What other evidence do we have? A Russian announcement in 2014 of a planned memorial for Soviet casualties in Egypt listed “tankists.” Other veterans’ memoirs are more explicit. The leader of a Shilka anti-aircraft cannon crew, Sgt. Gennady Shishlakov, who disembarked in Alexandria with the vanguard of Kavkaz in October 1969, mentioned “tanks” in his force when interviewed in 2006. Vladimir Sakharov, a KGB operative at the Soviet consulate in Alexandria in January 1970, wrote 10 years later (after his defection to the United States) that he offered a visiting Party bigwig a tour of “our army base” in or near the city. Some inkling appears also to have been picked up by US intelligence, or shared by Israeli counterparts, though none has surfaced yet in declassified reports. In March 1971, Democratic hawks in Washington such as Sen. Henry Jackson decried “the reinforcement of Soviet missiles, forces and tanks in Egypt.”
We have personally also received one oral, hearsay testimony from a former Soviet serviceman living in Israel. He related that his non-Jewish classmate, a conscript tank driver, was sent with his outfit to Egypt in 1971 and served there until his discharge in May 1972. If correct, these dates would mean that the Soviet armored force was not just sent in temporarily when a threat of Israeli ground attack was perceived to the Soviet bases in and around Alexandria. Rather, it stayed there long enough for several tours of duty. At an armored division’s manpower level, this would mean thousands of men in total. So far, however, we have not found a single first-hand account from any of these men compared to veterans of other Soviet divisions.
Absence of evidence is, of course, not evidence of absence; it could be merely coincidental, or related to stricter secrecy and enforcement even in post-Soviet times. But we still deemed this absence sufficient to leave the question open in our book. This blog post, besides exemplifying the forensic standards we have had to apply in our research, is a call to anyone who may have spotted an account that we missed.

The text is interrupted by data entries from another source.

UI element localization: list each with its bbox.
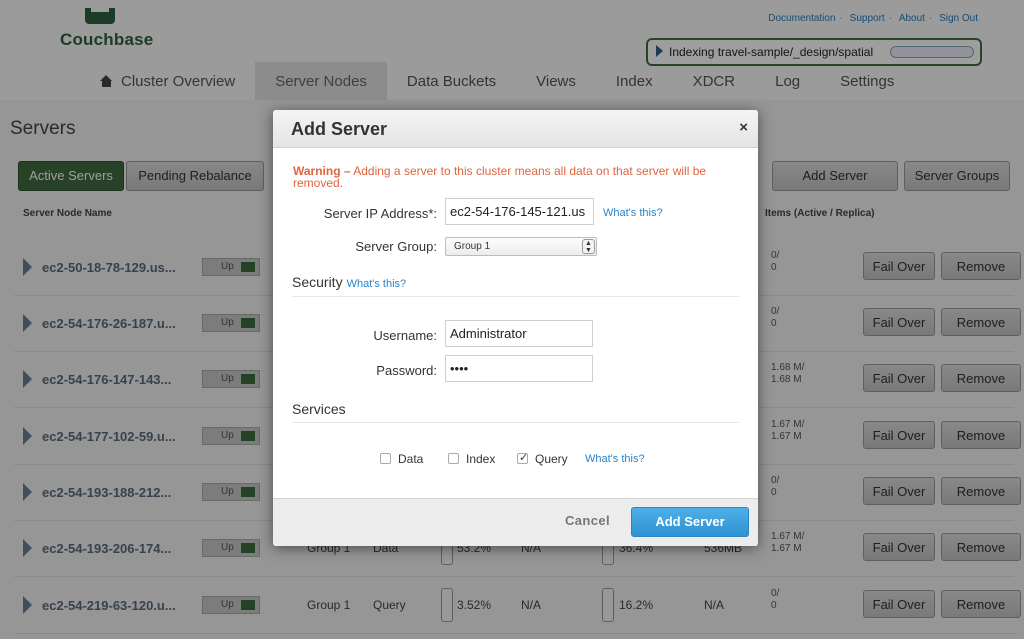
checkbox-label: Index xyxy=(466,452,496,466)
security-whats-this-link[interactable]: What's this? xyxy=(347,278,407,290)
server-group-select[interactable]: Group 1 ▲ ▼ xyxy=(445,237,597,256)
warning-text: Adding a server to this cluster means al… xyxy=(293,164,707,190)
divider xyxy=(292,422,739,423)
username-label: Username: xyxy=(373,328,437,343)
add-server-submit-button[interactable]: Add Server xyxy=(631,507,749,537)
cancel-button[interactable]: Cancel xyxy=(565,513,610,528)
data-service-checkbox[interactable]: Data xyxy=(380,452,423,466)
security-title: Security xyxy=(292,274,343,290)
close-icon[interactable]: × xyxy=(739,119,748,136)
checkbox-icon xyxy=(380,453,391,464)
server-group-label: Server Group: xyxy=(355,239,437,254)
checkbox-label: Query xyxy=(535,452,568,466)
dialog-header: Add Server × xyxy=(273,110,758,148)
server-ip-field[interactable]: ec2-54-176-145-121.us xyxy=(445,198,594,225)
dialog-footer: Cancel Add Server xyxy=(273,498,758,546)
ip-whats-this-link[interactable]: What's this? xyxy=(603,207,663,219)
checkbox-label: Data xyxy=(398,452,424,466)
checkbox-checked-icon xyxy=(517,451,528,464)
warning-message: Warning – Adding a server to this cluste… xyxy=(293,165,743,189)
security-section-title: Security What's this? xyxy=(292,274,406,290)
password-field[interactable]: •••• xyxy=(445,355,593,382)
select-arrows-icon: ▲ ▼ xyxy=(582,239,595,254)
checkbox-icon xyxy=(448,453,459,464)
server-group-value: Group 1 xyxy=(454,241,491,252)
divider xyxy=(292,296,739,297)
services-section-title: Services xyxy=(292,401,346,417)
index-service-checkbox[interactable]: Index xyxy=(448,452,495,466)
query-service-checkbox[interactable]: Query xyxy=(517,451,568,466)
dialog-title: Add Server xyxy=(291,119,388,139)
password-label: Password: xyxy=(376,363,437,378)
username-field[interactable]: Administrator xyxy=(445,320,593,347)
add-server-dialog: Add Server × Warning – Adding a server t… xyxy=(273,110,758,546)
services-whats-this-link[interactable]: What's this? xyxy=(585,453,645,465)
server-ip-label: Server IP Address*: xyxy=(323,206,437,221)
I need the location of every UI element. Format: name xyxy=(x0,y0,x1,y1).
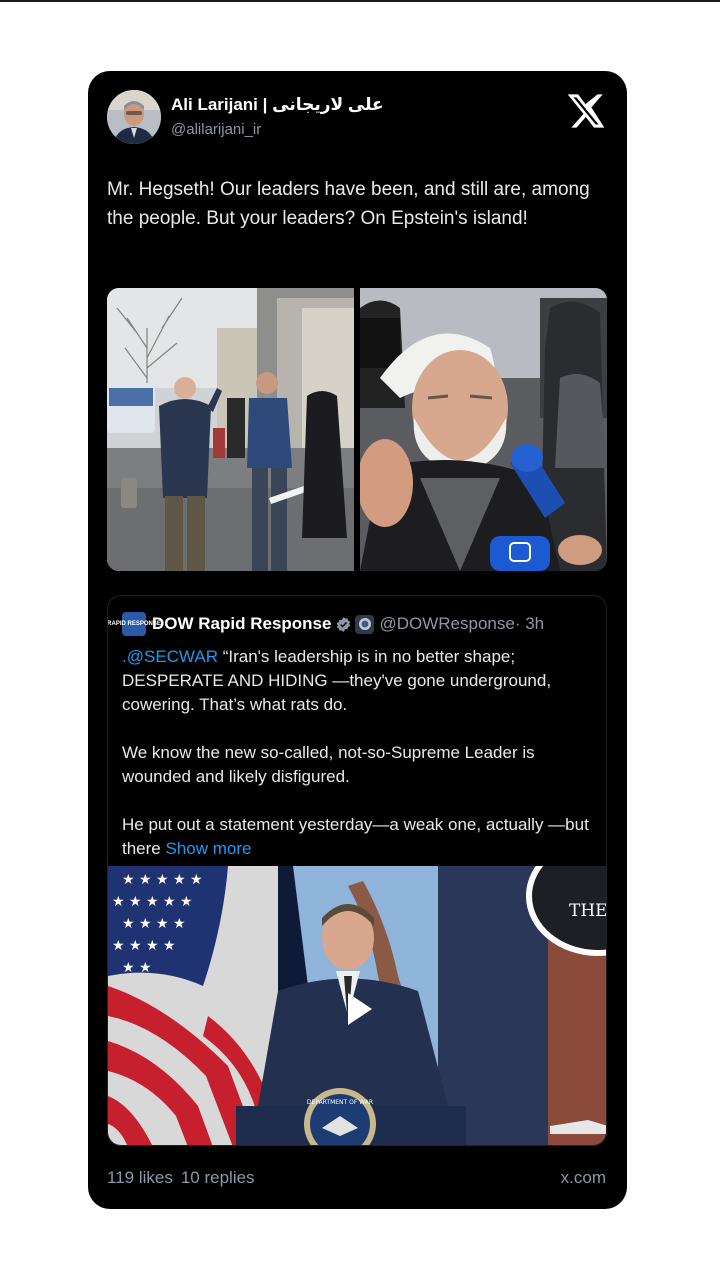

Why does all this matter? If such a Soviet ground force was stationed in Egypt, it would radically change the character of Kavkaz and by extension of Soviet force-projection policy overall. In talks with American officials, the Soviets only conceded a military presence for “defensive purposes” alone, against Israeli aggression. Confirming a precedent for a direct, but covert, Soviet land force intervention in Egypt almost 50 years ago may—besides correcting the historical record—also offer some insights for addressing Putin’s reenactment of Soviet strategy and methods, both in actual military action and in publicizing it (or not).